There are stock markets around the world. As I write this, the markets are reeling from several days of losses of hundreds of points in their indices. They have lost anywhere from 20% to 60% of their value and who knows what they will do upon opening next week. Yet each day and each week we read or hear that the market has not lost so much in a day or a week or a year since and they give a case when things were even worse. So is it so bad or what?
As you might expect, when the market acts this way things are bad. The basic reason is a number of what one might call "feedback loops." Just what is a "feedback loop"? Well it’s something like what happens with a thermostat. The thermostat on your house (if you are fortunate enough to have one in your house) senses the temperature and turns on or off your heating or cooling system based on what the temperature is. There is also a thermostat in your oven. The measurement of the temperature is feedback from the environment and that controls whether the heat is turned on. But that’s just simple feedback and not a feedback loop.
With a feedback "loop," one has two-way feedback. Information in some form is going in both directions. Because we use a POM (a physical object
money) the ownership of stocks is flowing in one direction while POM is flowing in the other direction. Now both the money and the ownership are in the human mind. In the modern stock market, currency is not changing hands, numbers in accounts are changing instead.
In the case of the stock market, there are many people involved. They know about the flow of money and ownerships and adjust their actions accordingly. So when other traders are mostly selling, each trader begins to experience an expectation that future prices are going to go down and this makes each trader more likely to sell. The emotions of the other traders on the floor of the exchange also affect traders giving them an incentive to do what the others are doing. Note that this works for both a falling (bear) market and a rising (bull) market.
Outside the stock market, people judge the value of their assets based, in part, upon the current prices for stocks being sold. This has affects on the behavior of those stock owners. When the market is falling investors tend to cut back on their spending. This reduces many companies’ sales which in turn reduces their profits and the dividends the stocks of those companies pay. That in turn tends to reduce the prices of those stocks.
Each element in the feedback loop is aligned such that increases in one element generate increases in the other elements.

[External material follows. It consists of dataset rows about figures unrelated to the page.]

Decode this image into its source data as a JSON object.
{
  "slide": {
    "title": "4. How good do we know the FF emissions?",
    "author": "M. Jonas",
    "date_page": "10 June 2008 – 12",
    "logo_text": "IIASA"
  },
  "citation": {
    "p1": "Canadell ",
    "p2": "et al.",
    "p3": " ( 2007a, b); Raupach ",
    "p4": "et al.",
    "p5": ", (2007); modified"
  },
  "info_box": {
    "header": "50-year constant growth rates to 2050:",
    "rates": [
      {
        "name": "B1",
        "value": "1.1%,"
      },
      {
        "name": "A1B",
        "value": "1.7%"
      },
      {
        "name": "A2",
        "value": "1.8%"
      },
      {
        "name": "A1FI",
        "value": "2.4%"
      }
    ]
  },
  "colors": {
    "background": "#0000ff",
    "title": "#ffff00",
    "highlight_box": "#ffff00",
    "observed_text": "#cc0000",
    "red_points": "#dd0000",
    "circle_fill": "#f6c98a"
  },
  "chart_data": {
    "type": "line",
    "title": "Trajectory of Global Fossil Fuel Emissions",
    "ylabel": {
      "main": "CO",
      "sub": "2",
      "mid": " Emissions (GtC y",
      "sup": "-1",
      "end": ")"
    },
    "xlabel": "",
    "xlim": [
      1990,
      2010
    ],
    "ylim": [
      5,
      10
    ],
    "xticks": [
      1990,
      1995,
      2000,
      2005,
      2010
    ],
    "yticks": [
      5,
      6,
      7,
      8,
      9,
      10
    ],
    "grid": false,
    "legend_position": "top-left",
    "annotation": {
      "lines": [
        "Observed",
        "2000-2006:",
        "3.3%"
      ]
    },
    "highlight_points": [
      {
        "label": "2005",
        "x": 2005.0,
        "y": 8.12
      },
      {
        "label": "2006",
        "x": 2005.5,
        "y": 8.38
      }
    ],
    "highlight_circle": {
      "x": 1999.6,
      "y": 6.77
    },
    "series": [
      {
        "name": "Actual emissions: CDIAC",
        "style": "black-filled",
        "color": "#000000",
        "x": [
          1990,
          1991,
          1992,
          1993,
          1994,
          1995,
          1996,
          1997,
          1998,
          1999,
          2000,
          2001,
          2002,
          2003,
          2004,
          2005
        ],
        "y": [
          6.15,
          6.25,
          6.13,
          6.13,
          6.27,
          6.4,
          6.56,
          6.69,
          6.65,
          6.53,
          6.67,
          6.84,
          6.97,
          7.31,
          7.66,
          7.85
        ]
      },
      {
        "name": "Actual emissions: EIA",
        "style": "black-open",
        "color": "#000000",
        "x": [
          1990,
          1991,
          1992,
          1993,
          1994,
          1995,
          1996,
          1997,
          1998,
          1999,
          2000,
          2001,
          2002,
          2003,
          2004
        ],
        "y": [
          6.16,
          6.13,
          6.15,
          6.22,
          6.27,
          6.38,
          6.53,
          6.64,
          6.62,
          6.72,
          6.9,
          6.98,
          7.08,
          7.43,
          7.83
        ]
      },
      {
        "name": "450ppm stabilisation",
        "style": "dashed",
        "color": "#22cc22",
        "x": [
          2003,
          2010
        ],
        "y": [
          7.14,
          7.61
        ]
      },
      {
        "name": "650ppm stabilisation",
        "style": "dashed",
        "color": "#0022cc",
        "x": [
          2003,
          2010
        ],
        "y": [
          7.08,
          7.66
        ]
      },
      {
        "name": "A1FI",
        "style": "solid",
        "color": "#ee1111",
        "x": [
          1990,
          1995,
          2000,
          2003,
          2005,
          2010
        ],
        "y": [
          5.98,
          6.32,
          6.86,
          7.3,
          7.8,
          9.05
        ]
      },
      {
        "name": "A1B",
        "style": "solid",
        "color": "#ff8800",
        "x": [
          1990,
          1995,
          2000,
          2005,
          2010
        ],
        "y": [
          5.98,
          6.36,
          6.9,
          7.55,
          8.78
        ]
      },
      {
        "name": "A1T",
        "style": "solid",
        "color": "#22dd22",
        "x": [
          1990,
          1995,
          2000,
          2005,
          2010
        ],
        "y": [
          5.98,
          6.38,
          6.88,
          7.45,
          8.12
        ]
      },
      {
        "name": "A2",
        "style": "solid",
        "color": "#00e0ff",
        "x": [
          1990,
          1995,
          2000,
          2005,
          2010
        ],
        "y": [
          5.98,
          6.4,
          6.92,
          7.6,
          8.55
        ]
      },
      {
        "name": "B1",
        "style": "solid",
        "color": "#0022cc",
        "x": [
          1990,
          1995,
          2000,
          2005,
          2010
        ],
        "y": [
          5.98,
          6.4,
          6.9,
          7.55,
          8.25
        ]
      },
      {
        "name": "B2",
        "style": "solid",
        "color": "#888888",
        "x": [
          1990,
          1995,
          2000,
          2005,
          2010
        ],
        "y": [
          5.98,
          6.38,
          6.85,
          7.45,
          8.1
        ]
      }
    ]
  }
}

Therefore, the mere fact that the market is falling, though completely irrelevant at the physical level to the amount of goods and services an economy is physically able to produce has a huge effect on the amount of products actually produced for purely psychological reasons.
One of these feedback loops related to the stock market is the willingness of people to make loans. Banks and other lending institutions will not loan money when they feel that the borrower might not be able to repay the loan and doesn’t have enough assets to cover the amount loaned. When prices are falling, banks see non-money assets as being less valuable (with the value expressed as dollars) and stop loaning. This in turn, reduces the ability of businesses to hire and to produce products. That, in turn, reduces the amount of money they and their employees can spend.
Their reduction in spending reduces the sales of other companies which puts more downward pressure on prices for other products which lowers the value of those products as assets.
To review, the feedback loops in a POM economy exist because while production processes move goods and services in one direction there is a corresponding flow of money in the other direction. This means that at every stage in all production processes, the right amount of money must be available to flow in the other direction just sufficient to balance the perceived value of the goods and services produced. These flows of money and products constitute feedback loops. And because the POM supply is independent of the goods and services for sale, that feedback from the money can easily get out of balance, either too much (inflation) or too little (deflation/depression) and one gets a boom or a bust. When the supply of money is expanding, it tends to expand to excess due to the reinforcing nature of the feedback loops and creates inflation. When the supply of money is contracting, as it is doing these days, it tends to contract to excess due to the feedback loops and suppresses production.
What can be done about it? Nothing, so long as the economy uses a physical object money. A POM is uncontrollable. Therefore, nothing can prevent the markets from being disrupted by events. Sooner or later, given a POM and human nature, events will conspire to produce either destructive inflation or deflation despite even a government’s best efforts.